Adityasagar
Security checks across static analysis, malware telemetry, and agentic risk
Overview
This looks like a legitimate self-improvement logger, but it needs review because it can persist learnings into future agent instructions and cross-session workflows without clear approval or redaction boundaries.
Install only if you want an agent memory/self-improvement workflow. Keep secrets out of .learnings files, require review before promoting entries into CLAUDE.md/AGENTS.md/SOUL.md/TOOLS.md, be careful with cross-session transcript sharing, and verify the package source before enabling persistent hooks.
Static analysis
No static analysis findings were reported for this release.
VirusTotal
VirusTotal findings are pending for this skill version.
Risk analysis
Artifact-based informational review of SKILL.md, metadata, install specs, static scan signals, and capability signals. ClawScan does not execute the skill or run runtime probes.
A mistaken, sensitive, or over-broad learning could influence future sessions or be exposed in persistent project/workspace memory.
The skill directs learnings and corrections to be stored and promoted into files that become future agent context. That is central to the skill, but the artifacts do not clearly require user review, redaction, or rollback before persistent instructions are changed.
OpenClaw injects these files into every session ... AGENTS.md ... SOUL.md ... TOOLS.md ... MEMORY.md ... .learnings/ ... Broadly applicable learning | Promote to `CLAUDE.md`, `AGENTS.md`, and/or `.github/copilot-instructions.md`
Review all promoted entries before they are added to instruction or memory files, keep secrets out of learning logs, and periodically prune stale or incorrect entries.
Information from one session could be read or forwarded into another session without clear boundaries, potentially exposing private task context.
The documentation encourages cross-session transcript access, message sending, and sub-agent spawning, but does not define consent, redaction, origin verification, or limits on what session data may be shared.
sessions_history ... Read transcript from another session ... sessions_send ... Send message to another session ... sessions_spawn ... Spawn a background sub-agent
Use cross-session tools only with explicit user intent, avoid sending secrets or full transcripts unless necessary, and add redaction/approval rules for inter-session sharing.
If enabled, future sessions will receive recurring self-improvement reminders that may affect agent behavior.
The hook creates persistent bootstrap-time behavior, but it is documented as opt-in and the included handler only injects a reminder rather than running hidden tasks.

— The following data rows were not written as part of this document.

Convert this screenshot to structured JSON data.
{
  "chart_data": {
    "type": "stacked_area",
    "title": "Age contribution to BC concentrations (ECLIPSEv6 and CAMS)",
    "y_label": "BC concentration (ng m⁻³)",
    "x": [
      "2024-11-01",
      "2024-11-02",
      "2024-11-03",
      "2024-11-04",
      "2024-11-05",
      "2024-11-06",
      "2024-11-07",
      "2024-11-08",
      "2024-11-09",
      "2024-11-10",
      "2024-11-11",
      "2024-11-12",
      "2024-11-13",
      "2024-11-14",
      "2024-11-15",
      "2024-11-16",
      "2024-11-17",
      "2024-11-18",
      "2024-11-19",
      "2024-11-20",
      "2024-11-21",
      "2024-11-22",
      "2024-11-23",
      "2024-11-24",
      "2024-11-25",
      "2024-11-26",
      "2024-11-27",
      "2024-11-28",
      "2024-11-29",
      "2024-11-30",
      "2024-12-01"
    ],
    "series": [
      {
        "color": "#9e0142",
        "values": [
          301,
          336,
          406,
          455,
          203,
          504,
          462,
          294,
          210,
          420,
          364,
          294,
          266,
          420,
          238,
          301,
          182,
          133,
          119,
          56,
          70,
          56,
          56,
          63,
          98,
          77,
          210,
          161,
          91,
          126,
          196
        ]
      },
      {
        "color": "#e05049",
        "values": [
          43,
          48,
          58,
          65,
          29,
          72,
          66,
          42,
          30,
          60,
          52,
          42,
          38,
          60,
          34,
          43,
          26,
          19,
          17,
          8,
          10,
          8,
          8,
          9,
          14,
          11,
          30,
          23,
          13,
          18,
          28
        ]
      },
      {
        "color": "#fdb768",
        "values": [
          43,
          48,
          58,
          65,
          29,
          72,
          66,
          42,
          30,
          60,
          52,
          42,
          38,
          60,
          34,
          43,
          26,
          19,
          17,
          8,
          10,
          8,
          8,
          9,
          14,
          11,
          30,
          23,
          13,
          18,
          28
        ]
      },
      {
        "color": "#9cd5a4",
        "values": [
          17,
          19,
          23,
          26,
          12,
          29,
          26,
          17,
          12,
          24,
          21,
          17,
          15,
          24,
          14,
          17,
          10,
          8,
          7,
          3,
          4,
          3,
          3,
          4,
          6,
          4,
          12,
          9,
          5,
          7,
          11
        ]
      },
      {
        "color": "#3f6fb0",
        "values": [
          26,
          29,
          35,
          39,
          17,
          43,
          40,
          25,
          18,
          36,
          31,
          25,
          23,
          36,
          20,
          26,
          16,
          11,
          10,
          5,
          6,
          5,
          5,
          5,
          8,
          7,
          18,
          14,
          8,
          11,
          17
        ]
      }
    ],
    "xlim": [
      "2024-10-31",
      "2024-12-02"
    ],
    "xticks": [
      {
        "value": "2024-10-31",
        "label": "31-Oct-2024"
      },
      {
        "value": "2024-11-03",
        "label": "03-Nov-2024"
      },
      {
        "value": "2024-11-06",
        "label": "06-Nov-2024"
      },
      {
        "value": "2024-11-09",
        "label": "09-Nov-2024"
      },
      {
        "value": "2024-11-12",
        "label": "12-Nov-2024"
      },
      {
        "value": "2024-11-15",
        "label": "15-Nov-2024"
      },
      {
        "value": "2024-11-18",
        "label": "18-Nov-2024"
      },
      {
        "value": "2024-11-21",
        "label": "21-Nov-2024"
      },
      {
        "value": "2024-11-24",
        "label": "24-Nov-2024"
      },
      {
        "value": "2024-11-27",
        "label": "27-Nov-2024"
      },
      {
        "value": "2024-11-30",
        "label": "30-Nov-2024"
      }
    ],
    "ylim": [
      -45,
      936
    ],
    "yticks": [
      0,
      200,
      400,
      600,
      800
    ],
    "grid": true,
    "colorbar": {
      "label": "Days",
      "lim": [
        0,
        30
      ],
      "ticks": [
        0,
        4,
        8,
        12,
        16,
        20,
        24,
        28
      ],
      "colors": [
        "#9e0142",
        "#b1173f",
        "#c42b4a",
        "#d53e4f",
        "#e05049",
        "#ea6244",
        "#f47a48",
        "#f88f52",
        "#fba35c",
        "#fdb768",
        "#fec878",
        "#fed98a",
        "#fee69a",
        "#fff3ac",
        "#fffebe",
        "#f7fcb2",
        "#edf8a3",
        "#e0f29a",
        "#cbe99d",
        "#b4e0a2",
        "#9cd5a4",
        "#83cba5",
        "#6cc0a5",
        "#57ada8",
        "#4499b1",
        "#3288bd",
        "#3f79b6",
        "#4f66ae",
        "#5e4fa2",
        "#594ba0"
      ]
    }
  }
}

Fires on `agent:bootstrap` ... Adds a reminder block ... Enable with: `openclaw hooks enable self-improvement`
Enable the hook only if you want persistent reminders, and disable the hook if it becomes noisy or inappropriate for a workspace.
Users may have difficulty confirming whether this package matches the intended upstream skill before enabling hooks or scripts.
The embedded metadata differs from the supplied registry identity for Adityasagar/aditya v1.0.0, and the registry source/homepage are unknown. This is a provenance/packaging ambiguity, not direct evidence of malicious code.
"slug": "self-improving-agent", "version": "1.0.11", "ownerId": "kn70cjr952qdec1nx70zs6wefn7ynq2t"
Verify the publisher and upstream repository before installing, especially before copying hooks into a persistent OpenClaw hooks directory.